Il problema è che il prete deve essere più uomo,
e non un’ameba disossata, senza corpo e pulsioni.
Sì, deve crescere quale vero uomo, come lamentiamo
non ce ne siano più. Essere capaci di identificarsi
con l’appartenenza al proprio sesso, vivere la propria
scelta sacerdotale nel pieno dell’identità maschile
significa vedere e conoscere “di fronte” a sé
un uguale-diverso femminile. Per questo è fondamentale
e sempre meno procrastinabile che si dia
valore alla presenza femminile, già numerosissima
nella chiesa ma resa troppo insignificante, come
hanno cercato di dire quelle di noi che tanto insistono
per un Sinodo su queste tematiche.
Il sacerdote deve conoscere il femminile. Il che
non significa conoscere la donna in senso biblico
(anche se ritengo si arriverà, prima o poi, a una scelta
facoltativa sul celibato). Non c’è bisogno di un
rapporto sessuale perché ci sia una piena, ricca sessualità
identificata nel proprio genere, maschile e
femminile. Tante suore-monache e preti-monaci sono
celibi e sono veri uomini e vere donne. Mentre
l’abuso e la banalizzazione dell’erotismo rende tanti
laici sempre più analfabeti della propria e altrui
identità. Basta considerare la fatica dei nostri adolescenti
a guardarsi, a riconoscersi: le femmine che
espongono il proprio corpo-merce, in offerta a maschi
che non sanno letteralmente che farsene.
Torniamo alla chiesa. I guai sono venuti da un’idealizzazione
del primato maschile-clericale e dalla
sua sacralizzazione, giustificata da un rifiuto di
lunga durata della competenza, dell’equilibrio, dell’autorevolezza
femminile. Un’autorità femminile,
invece, i cui frutti sono così palesi dove veri uomini
di chiesa hanno saputo stabilire relazioni eccellenti
con donne che a loro volta non sceglievano il ruolo
prevaricante e castratorio di un femminile controllore.

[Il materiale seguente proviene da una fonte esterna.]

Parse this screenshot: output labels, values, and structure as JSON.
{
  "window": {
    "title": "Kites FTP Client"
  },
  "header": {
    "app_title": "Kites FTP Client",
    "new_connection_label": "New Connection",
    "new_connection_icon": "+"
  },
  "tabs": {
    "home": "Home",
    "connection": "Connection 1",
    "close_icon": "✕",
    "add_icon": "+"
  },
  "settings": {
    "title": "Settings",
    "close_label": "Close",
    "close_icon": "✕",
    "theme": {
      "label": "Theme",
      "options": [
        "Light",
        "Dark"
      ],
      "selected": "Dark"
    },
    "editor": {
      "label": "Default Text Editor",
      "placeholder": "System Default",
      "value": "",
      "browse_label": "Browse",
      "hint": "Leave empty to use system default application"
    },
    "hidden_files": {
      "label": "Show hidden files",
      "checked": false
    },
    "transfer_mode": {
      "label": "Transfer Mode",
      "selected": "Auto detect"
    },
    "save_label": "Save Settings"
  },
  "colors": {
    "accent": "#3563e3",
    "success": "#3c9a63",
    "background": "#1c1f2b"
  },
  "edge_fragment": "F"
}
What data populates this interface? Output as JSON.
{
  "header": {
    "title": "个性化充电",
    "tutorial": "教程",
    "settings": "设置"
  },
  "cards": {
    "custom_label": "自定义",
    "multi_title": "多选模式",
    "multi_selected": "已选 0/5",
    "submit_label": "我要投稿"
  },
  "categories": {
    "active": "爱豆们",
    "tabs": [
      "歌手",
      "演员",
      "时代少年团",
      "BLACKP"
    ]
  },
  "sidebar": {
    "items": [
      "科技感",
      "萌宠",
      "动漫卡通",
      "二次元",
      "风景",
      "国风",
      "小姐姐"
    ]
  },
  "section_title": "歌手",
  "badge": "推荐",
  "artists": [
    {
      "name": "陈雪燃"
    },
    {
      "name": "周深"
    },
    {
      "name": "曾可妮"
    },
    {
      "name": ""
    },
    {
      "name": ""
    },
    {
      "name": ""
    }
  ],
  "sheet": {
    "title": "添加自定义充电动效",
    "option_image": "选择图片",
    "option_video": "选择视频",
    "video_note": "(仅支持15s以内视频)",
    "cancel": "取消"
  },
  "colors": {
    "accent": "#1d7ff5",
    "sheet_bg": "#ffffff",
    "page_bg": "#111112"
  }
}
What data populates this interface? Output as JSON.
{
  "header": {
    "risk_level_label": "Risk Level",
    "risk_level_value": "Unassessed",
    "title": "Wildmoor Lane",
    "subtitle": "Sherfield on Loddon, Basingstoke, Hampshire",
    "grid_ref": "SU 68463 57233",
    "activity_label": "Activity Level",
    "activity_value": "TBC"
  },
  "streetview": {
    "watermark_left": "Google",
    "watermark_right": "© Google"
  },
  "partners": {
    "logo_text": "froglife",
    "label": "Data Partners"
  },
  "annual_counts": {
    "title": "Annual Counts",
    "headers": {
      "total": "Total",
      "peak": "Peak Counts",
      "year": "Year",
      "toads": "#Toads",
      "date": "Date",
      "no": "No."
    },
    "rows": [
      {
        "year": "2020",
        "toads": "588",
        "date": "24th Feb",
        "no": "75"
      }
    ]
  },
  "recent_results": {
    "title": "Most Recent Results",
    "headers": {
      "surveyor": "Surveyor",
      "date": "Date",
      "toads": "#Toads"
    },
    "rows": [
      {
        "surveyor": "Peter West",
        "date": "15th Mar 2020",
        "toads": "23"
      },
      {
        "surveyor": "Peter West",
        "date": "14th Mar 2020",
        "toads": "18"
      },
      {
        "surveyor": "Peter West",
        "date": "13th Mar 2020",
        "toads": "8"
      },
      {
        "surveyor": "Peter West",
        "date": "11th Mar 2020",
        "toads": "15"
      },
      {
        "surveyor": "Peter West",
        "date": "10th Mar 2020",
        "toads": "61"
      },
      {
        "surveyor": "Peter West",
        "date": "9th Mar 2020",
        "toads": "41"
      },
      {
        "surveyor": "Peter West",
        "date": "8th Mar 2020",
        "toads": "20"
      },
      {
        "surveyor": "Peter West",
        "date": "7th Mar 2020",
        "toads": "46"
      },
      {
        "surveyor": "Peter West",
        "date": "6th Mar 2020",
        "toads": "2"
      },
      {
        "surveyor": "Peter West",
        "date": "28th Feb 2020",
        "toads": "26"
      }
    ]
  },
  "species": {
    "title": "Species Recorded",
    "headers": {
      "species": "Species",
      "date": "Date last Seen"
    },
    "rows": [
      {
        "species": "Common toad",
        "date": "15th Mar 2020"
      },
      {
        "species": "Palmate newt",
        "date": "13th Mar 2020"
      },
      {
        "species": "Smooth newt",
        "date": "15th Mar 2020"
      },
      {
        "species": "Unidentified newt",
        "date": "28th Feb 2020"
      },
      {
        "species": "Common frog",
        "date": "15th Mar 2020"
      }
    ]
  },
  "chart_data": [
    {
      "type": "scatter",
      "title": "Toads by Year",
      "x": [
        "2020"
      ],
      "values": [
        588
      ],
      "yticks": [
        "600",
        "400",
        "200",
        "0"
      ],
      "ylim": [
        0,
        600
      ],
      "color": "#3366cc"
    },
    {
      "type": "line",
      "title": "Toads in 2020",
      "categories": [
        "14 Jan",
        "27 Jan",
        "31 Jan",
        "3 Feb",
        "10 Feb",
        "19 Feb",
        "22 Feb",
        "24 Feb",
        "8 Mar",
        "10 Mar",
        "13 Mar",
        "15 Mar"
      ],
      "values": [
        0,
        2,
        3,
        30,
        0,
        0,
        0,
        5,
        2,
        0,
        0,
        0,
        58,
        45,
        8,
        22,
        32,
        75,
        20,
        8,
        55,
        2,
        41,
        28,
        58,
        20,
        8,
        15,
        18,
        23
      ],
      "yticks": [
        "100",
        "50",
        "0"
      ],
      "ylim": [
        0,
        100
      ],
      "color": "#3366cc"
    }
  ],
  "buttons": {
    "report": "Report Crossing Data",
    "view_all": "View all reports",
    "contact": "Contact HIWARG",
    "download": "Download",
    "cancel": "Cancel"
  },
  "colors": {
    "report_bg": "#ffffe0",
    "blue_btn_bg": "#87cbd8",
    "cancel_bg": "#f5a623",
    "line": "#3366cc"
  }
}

Nell’attuale crisi delle identità si intrecciano
poi antiche diffidenze e demonizzazioni gnostiche
della corporeità, l’immaturità nella scelta sacerdotale
– alla quale a volte sembrano votarsi gli elementi
maschili più fragili e bisognosi di isolamento
e protezione – e una totale inadeguatezza nella formazione
dei seminari. Il tutto condito in salsa difensivamente
misogina, con un sacerdozio sempre più
visto come carriera e fonte di un piccolo o grande
potere compensativo delle proprie frustrazioni. Ma
tutto ciò non cambia se ci illude di rendere allettante
la vocazione aggiungendovi anche le pene matrimoniali.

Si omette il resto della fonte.